Я повернулся к женщине и сотворил глубокий поклон. Это казалось уместным жестом. Она ничем себя не выдала и чуть кивнула в ответ.
Но Птицеловка была настроена не столь дипломатично.
– Где мои люди, черт побери? – Она оттолкнула меня и выступила вперед. – И кто вы такие?
– Ты о тех, что следят за гостиницей? – Женщина хладнокровно взглянула на Птицеловку. – Они ушли.
– Почему?
– Потому что я им велела. Ты понимаешь, что это значит?
– Ага, это значит, что я сейчас…
Я сгреб Птицеловку и оттащил.
– Мы понимаем, – сказал я и обратился к Езаку: – С твоими людьми все в порядке?
Я обратил внимание, что пусто было и во дворе.
– Они в конюшнях, – ответил он и глянул на старуху. – Мне нужно к ним.
Та снова наклонила голову, и Езак ушел.
– Дрот, иди к черту! – вспылила Птицеловка, вывернув руку из моего захвата. – Если ты думаешь, что я собираюсь стоять и смотреть, как какая-то старая…
– Ты собираешься делать вот что: заткнуться и выметаться на конюшню с Езаком, – возразил я, подступив ближе и понизив голос. – Живо.
– Хрен я…
– Нет, – прошипел я. – Никаких споров. Не сейчас. Если хочешь, чтобы люди, которых ты только что набрала, продолжали дышать. Сама подумай: она одним словом очистила от Ворон и Дубов три квартала. Как по-твоему, что произойдет, если ты сделаешь еще один шаг в ее сторону?
Птицеловка понурилась и яростно зыркнула не пойми на что. Я не тронул ее.
– Птицеловка?..
Каблуком в пол. С силой.
– Гадство!
Затем она вышла и широким шагом двинулась через двор.
Если Тобин только раскроет рот, я ему не завидую.
– В ней есть огонь, – заметила старуха, наблюдая в окно за Птицеловкой. – Она либо спалит мир, либо сгорит сама. Мне она нравится. – Затем повернулась ко мне. – Нам нужно поговорить, тебе и мне. Присаживайся.
Я протопотал к ней и сел.
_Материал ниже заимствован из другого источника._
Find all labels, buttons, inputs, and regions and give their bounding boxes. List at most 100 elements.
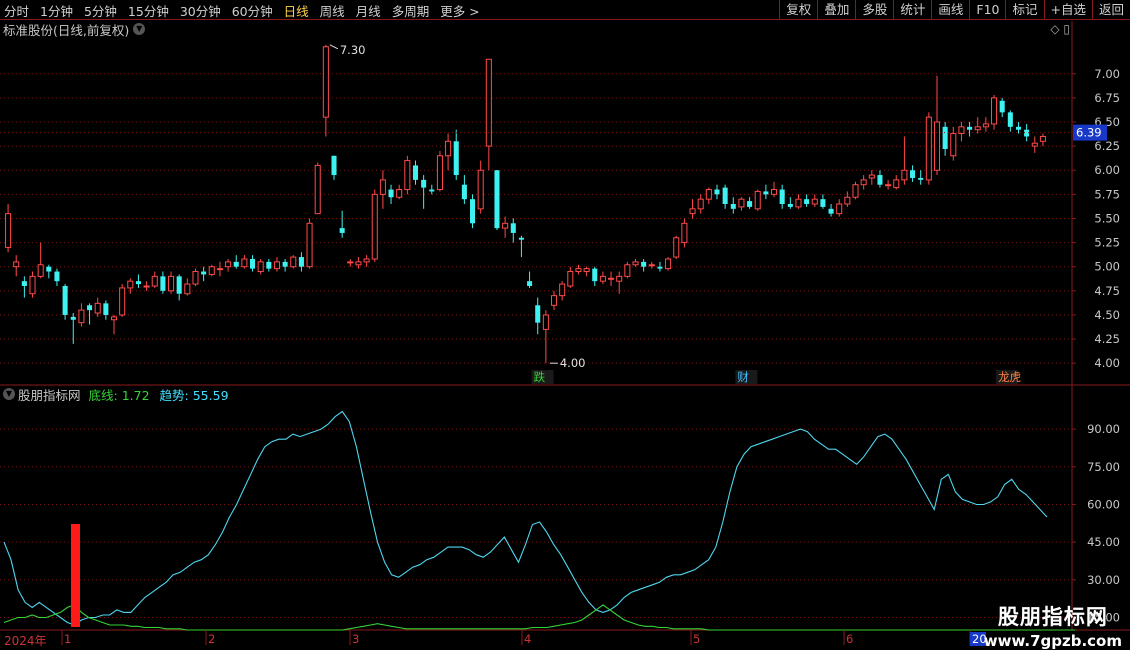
candle-body [314,164,321,215]
candle-body [616,275,623,282]
candle-body [257,261,264,273]
candle-body [942,126,948,150]
candle-body [567,271,574,287]
candle-body [527,281,533,286]
candle-body [860,179,867,186]
candle-body [918,177,924,180]
candle-body [550,295,558,306]
candle-body [46,266,52,272]
candle-body [298,257,304,267]
year-label: 2024年 [4,634,47,648]
price-tick-label: 4.00 [1094,356,1120,370]
candle-body [933,121,941,171]
signal-bar [71,524,80,627]
candle-body [29,275,36,295]
watermark-url: www.7gpzb.com [983,632,1122,650]
candle-body [250,258,256,269]
candle-body [811,198,818,205]
candle-body [950,133,957,157]
price-tick-label: 7.00 [1094,67,1120,81]
indicator-tick-label: 75.00 [1087,460,1120,474]
candle-body [868,174,875,179]
indicator-tick-label: 60.00 [1087,497,1120,511]
candle-body [192,271,199,285]
candle-body [852,184,859,198]
candle-body [21,281,27,286]
candle-body [681,222,688,244]
candle-body [1039,135,1046,142]
candle-body [94,302,101,314]
price-tick-label: 5.00 [1094,260,1120,274]
price-tick-label: 6.75 [1094,91,1120,105]
candle-body [910,170,916,178]
candle-body [641,261,647,267]
price-tick-label: 5.25 [1094,236,1120,250]
candle-body [241,258,248,268]
month-label: 3 [352,632,359,646]
candle-body [429,189,435,192]
candle-body [70,316,76,320]
month-label: 1 [64,632,71,646]
candle-body [820,199,826,207]
candle-body [477,169,484,210]
candle-body [624,264,631,277]
candle-body [135,281,141,285]
current-price-label: 6.39 [1076,126,1102,140]
candle-body [119,287,126,316]
candle-body [705,189,712,200]
candle-body [110,316,118,321]
candle-body [836,203,843,215]
candle-body [877,175,883,185]
candle-body [494,170,500,229]
candle-body [982,123,989,128]
candle-body [331,155,337,176]
candle-body [363,258,370,263]
candle-body [673,237,680,258]
candle-body [290,256,297,268]
candle-body [62,286,68,315]
candle-body [958,126,965,135]
candle-body [201,271,207,275]
high-pointer [329,44,339,50]
candle-body [510,223,516,233]
month-label: 6 [846,632,853,646]
price-tick-label: 6.25 [1094,139,1120,153]
candle-body [518,237,524,240]
indicator-series-0 [3,410,1048,626]
indicator-tick-label: 90.00 [1087,422,1120,436]
candle-body [355,261,362,266]
indicator-tick-label: 30.00 [1087,573,1120,587]
candle-body [747,201,753,207]
candle-body [991,97,998,125]
candle-body [967,126,973,130]
chart-canvas[interactable]: 7.006.756.506.256.005.755.505.255.004.75… [0,0,1130,650]
candle-body [208,266,215,275]
candle-body [608,277,615,280]
candle-body [233,261,239,267]
candle-body [754,190,761,210]
price-tick-label: 4.50 [1094,308,1120,322]
candle-body [273,261,280,270]
candle-body [225,261,232,268]
candle-body [322,46,329,118]
candle-body [404,160,411,191]
event-marker: 财 [737,370,749,384]
event-marker: 跌 [534,370,546,384]
month-label: 5 [693,632,700,646]
candle-body [168,275,175,292]
candle-body [282,261,288,267]
candle-body [828,208,834,214]
candle-body [1031,142,1038,147]
candle-body [999,100,1005,113]
candle-body [779,189,785,204]
candle-body [974,126,981,131]
candle-body [54,271,60,282]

Она неторопливо склонилась на сторону и заглянула под стол.
– Похоже, что у тебя неудобная обувь.
– Неужели? Я не заметил. На фоне последних событий самочувствие очень даже неплохое.
– Тебе известно, кто я? – Левый угол ее рта дрогнул.
– Ты закурейка, если речь об этом. И занимаешь видное место в организации. Никто другой не сумел бы прижучить моих людей и очистить место, имея в подмогу всего одного Руку.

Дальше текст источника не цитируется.